Ahsan recognized the phone immediately.
It was Sara’s actual phone.
The one buried with her.
The ringing stopped.
Then a new notification appeared.
1 Video Message Received.
Ahsan slowly pressed play.
The screen flickered.
Static.
Darkness.
Then shaky footage appeared.
Someone was recording while moving through a narrow concrete corridor.
Heavy breathing echoed from behind the camera.
Ahsan’s heart nearly stopped when Sara’s face appeared briefly in frame.
Pale.
Terrified.
Alive.
“Oh my God…” Hamza whispered.
The video continued shaking violently as Sara ran through the corridor.

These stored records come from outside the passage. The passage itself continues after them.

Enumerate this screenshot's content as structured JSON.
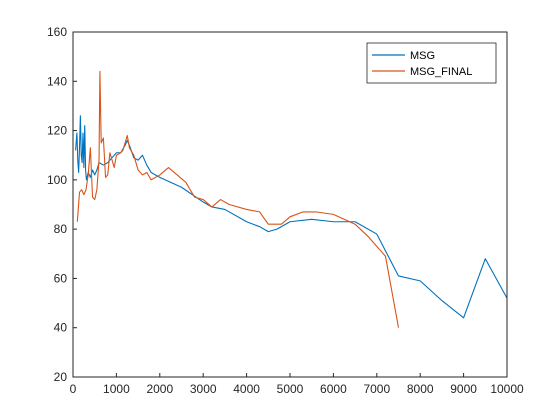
{
  "chart_data": {
    "type": "line",
    "title": "",
    "xlabel": "",
    "ylabel": "",
    "xlim": [
      0,
      10000
    ],
    "ylim": [
      20,
      160
    ],
    "xticks": [
      0,
      1000,
      2000,
      3000,
      4000,
      5000,
      6000,
      7000,
      8000,
      9000,
      10000
    ],
    "yticks": [
      20,
      40,
      60,
      80,
      100,
      120,
      140,
      160
    ],
    "grid": false,
    "legend": "top-right",
    "series": [
      {
        "name": "MSG",
        "color": "#0072BD",
        "points": [
          [
            60,
            112
          ],
          [
            90,
            119
          ],
          [
            110,
            108
          ],
          [
            130,
            103
          ],
          [
            150,
            113
          ],
          [
            170,
            126
          ],
          [
            190,
            110
          ],
          [
            210,
            107
          ],
          [
            230,
            119
          ],
          [
            250,
            105
          ],
          [
            270,
            122
          ],
          [
            290,
            104
          ],
          [
            310,
            100
          ],
          [
            350,
            103
          ],
          [
            400,
            101
          ],
          [
            450,
            104
          ],
          [
            500,
            102
          ],
          [
            550,
            104
          ],
          [
            600,
            107
          ],
          [
            700,
            106
          ],
          [
            800,
            107
          ],
          [
            900,
            109
          ],
          [
            1000,
            111
          ],
          [
            1100,
            111
          ],
          [
            1200,
            114
          ],
          [
            1250,
            116
          ],
          [
            1300,
            114
          ],
          [
            1400,
            109
          ],
          [
            1500,
            108
          ],
          [
            1600,
            110
          ],
          [
            1700,
            106
          ],
          [
            1800,
            103
          ],
          [
            2000,
            101
          ],
          [
            2500,
            97
          ],
          [
            3000,
            91
          ],
          [
            3200,
            89
          ],
          [
            3500,
            88
          ],
          [
            4000,
            83
          ],
          [
            4300,
            81
          ],
          [
            4500,
            79
          ],
          [
            4700,
            80
          ],
          [
            5000,
            83
          ],
          [
            5500,
            84
          ],
          [
            6000,
            83
          ],
          [
            6500,
            83
          ],
          [
            7000,
            78
          ],
          [
            7500,
            61
          ],
          [
            8000,
            59
          ],
          [
            8500,
            51
          ],
          [
            9000,
            44
          ],
          [
            9500,
            68
          ],
          [
            10000,
            52
          ]
        ]
      },
      {
        "name": "MSG_FINAL",
        "color": "#D95319",
        "points": [
          [
            100,
            83
          ],
          [
            150,
            95
          ],
          [
            200,
            96
          ],
          [
            250,
            94
          ],
          [
            300,
            96
          ],
          [
            350,
            102
          ],
          [
            400,
            113
          ],
          [
            450,
            93
          ],
          [
            500,
            92
          ],
          [
            550,
            96
          ],
          [
            600,
            108
          ],
          [
            620,
            144
          ],
          [
            650,
            115
          ],
          [
            700,
            117
          ],
          [
            750,
            101
          ],
          [
            800,
            102
          ],
          [
            850,
            111
          ],
          [
            900,
            108
          ],
          [
            950,
            105
          ],
          [
            1000,
            110
          ],
          [
            1100,
            111
          ],
          [
            1150,
            112
          ],
          [
            1250,
            118
          ],
          [
            1300,
            113
          ],
          [
            1400,
            110
          ],
          [
            1500,
            104
          ],
          [
            1600,
            102
          ],
          [
            1700,
            103
          ],
          [
            1800,
            100
          ],
          [
            2000,
            102
          ],
          [
            2200,
            105
          ],
          [
            2400,
            102
          ],
          [
            2600,
            99
          ],
          [
            2800,
            93
          ],
          [
            3000,
            92
          ],
          [
            3200,
            89
          ],
          [
            3400,
            92
          ],
          [
            3600,
            90
          ],
          [
            4000,
            88
          ],
          [
            4300,
            87
          ],
          [
            4500,
            82
          ],
          [
            4800,
            82
          ],
          [
            5000,
            85
          ],
          [
            5300,
            87
          ],
          [
            5600,
            87
          ],
          [
            6000,
            86
          ],
          [
            6500,
            82
          ],
          [
            6800,
            77
          ],
          [
            7200,
            69
          ],
          [
            7500,
            40
          ]
        ]
      }
    ]
  }
}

Behind her, distant footsteps echoed.
Men shouting.
One voice yelled:
“Find her before she reaches him!”
Sara looked back at the camera, crying now.
“Ahsan, if you see this, you need to leave—”
A loud metallic crash interrupted her.
She screamed.
The camera fell sideways onto the floor.
Only darkness and footsteps remained visible now.
Then slowly—
another figure entered the frame.
Tall.
Wearing dark clothes.
Its face hidden.
The figure bent down toward the fallen phone.
And for one horrifying second, the camera captured its face.
Ahsan stopped breathing.
It was the hospital doctor who pronounced Sara dead.
The video ended.
Silence filled the apartment.
Only rain and thunder remained outside.
Hamza backed away slowly.
“No,” he whispered. “No way…”
Ahsan’s mind raced violently now.
The hospital.
The empty grave.
The calls.
The doctor.
None of this was random.
Sara had never died.
Someone had taken her.
Then suddenly—
three knocks echoed from the apartment door.
Knock.
Knock.
Knock.
Both men froze instantly.
A deep voice came from outside.
Calm.
Controlled.
“Ahsan.”
Neither moved.
The voice spoke again.
“We know she contacted you.”
Ahsan’s pulse hammered painfully in his ears.
Then the voice said something that made his entire body go numb.
“Open the door… if you want to see Sara alive again.”